Rehin alındıklarında her şeyi kıdemli başçavuşun yaptığını fark ettiğini aktaran Dişli, şöyle devam etti:
"Askerlik yaptık az çok biz de ast üst ilişkisini biliyoruz. Orada üsteğmen vardı. Üsteğmene, 'Öldürecek bizi, emir sende, şuna bir şey söyle.' dedim. Üsteğmen, 'Yok, emir komuta ondadır.' dedi. Halk sokağa çıkmasaydı şu an biz de hayatta olmayabilirdik. Halkın sayesinde kurtulduk. Bizi halkımız onların elinden aldı, yoksa bizi içeri alacaklardı. İçeride bir komutan daha vardı, sanki kadın sesine benzettim ama tam da emin değilim, 'Alın bunları içeride gebertin.' dedi. İçeri alınsaydık belki de şu anda burada olmayabilirdik."
Dişli, 15 Temmuz'da hiçbir şeyin aklına gelmediğini belirterek, şöyle dedi:
"O an gelen güç, kuvvet ve inanç çok farklı. Vatanın ne kadar önemli olduğunu anlıyorsun.
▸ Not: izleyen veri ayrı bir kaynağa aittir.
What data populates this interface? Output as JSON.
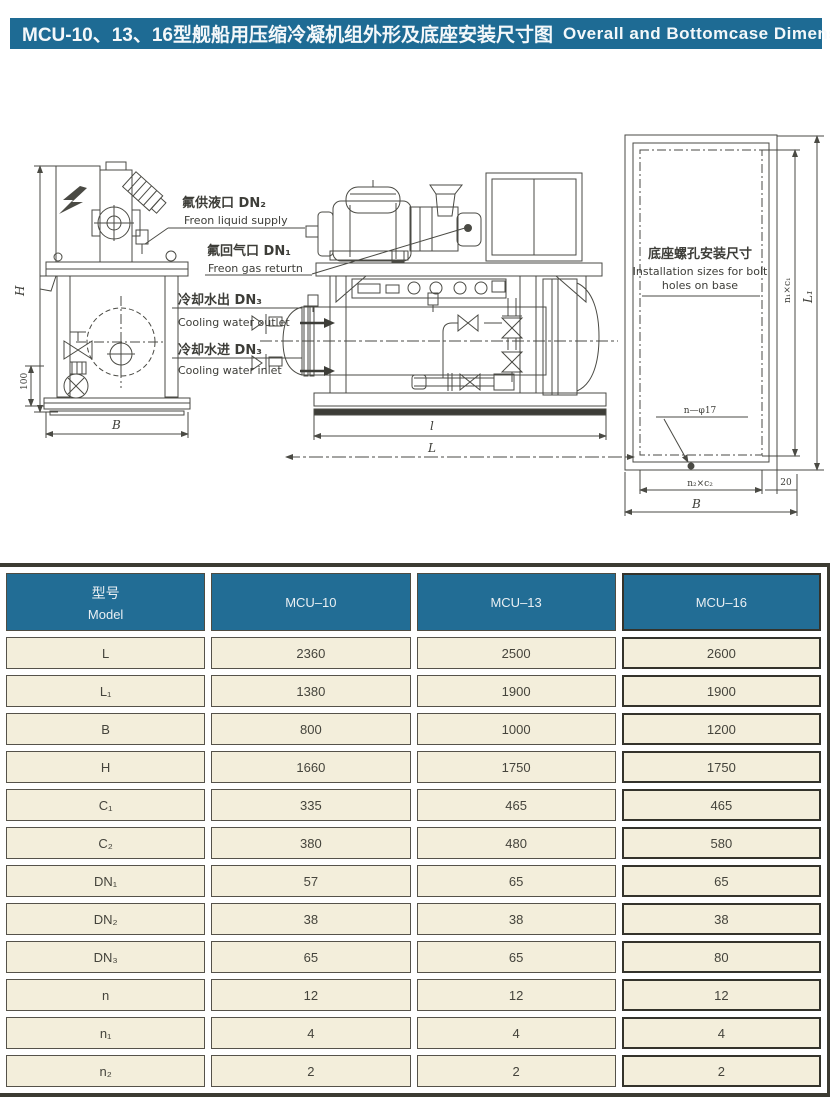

Ecdadımız, dedelerimiz, ninelerimiz, bacılarımız ne zorluklarla bize bu ülkeyi bırakmış, biz de kimseye bırakmayız. Allah askerimize, polisimize güç kuvvet versin. Teröre ve FETÖ'ye yenilmedik, yenilmeyeceğiz. Ülkeyi onlara teslim etmeyeceğiz. 15 sene çocuğum olmadı. Darbe gününde eşim 1 aylık hamileydi, tüp bebek tedavisi görmüştük. 15 senelik çocuk hasretim varken, bunu görmezden gelip vatanım için canımı vermeye gittim. Bugün olsa yine giderim."
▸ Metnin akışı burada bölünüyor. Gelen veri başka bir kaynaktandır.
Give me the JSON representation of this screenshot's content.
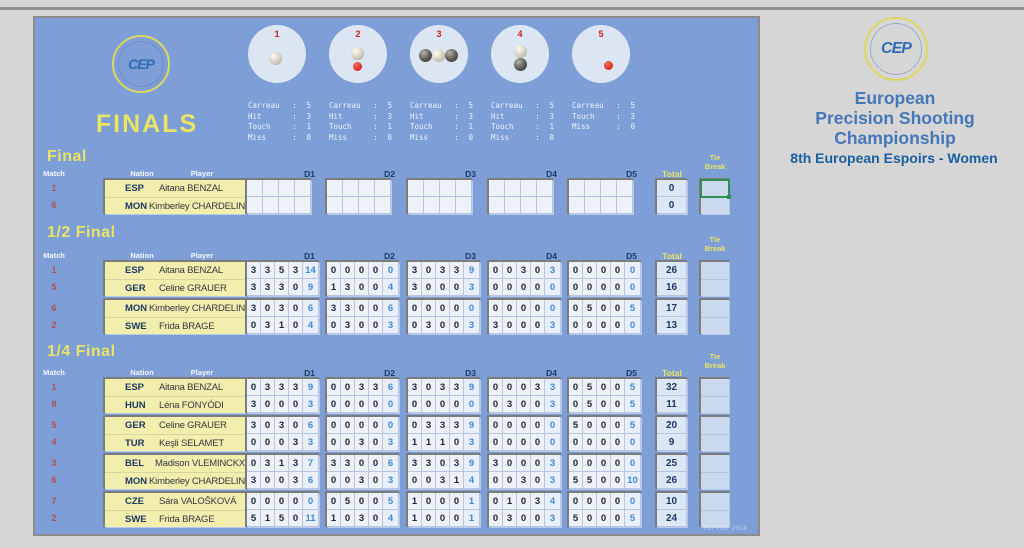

Gölcük Kaymakamlığınca gazilik için arandığını ancak o gün herhangi bir yara almadığı için bunu kabul etmediğini aktaran Dişli, ülkesi için canını vermeye hazır olduğunun altını çizdi.
Dişli, Donanma Komutanlığındaki eylemlere ilişkin davada sanıklara verilen cezaları da yerinde bulduğunu dile getirerek, davayı takip ettiğini sözlerine ekledi.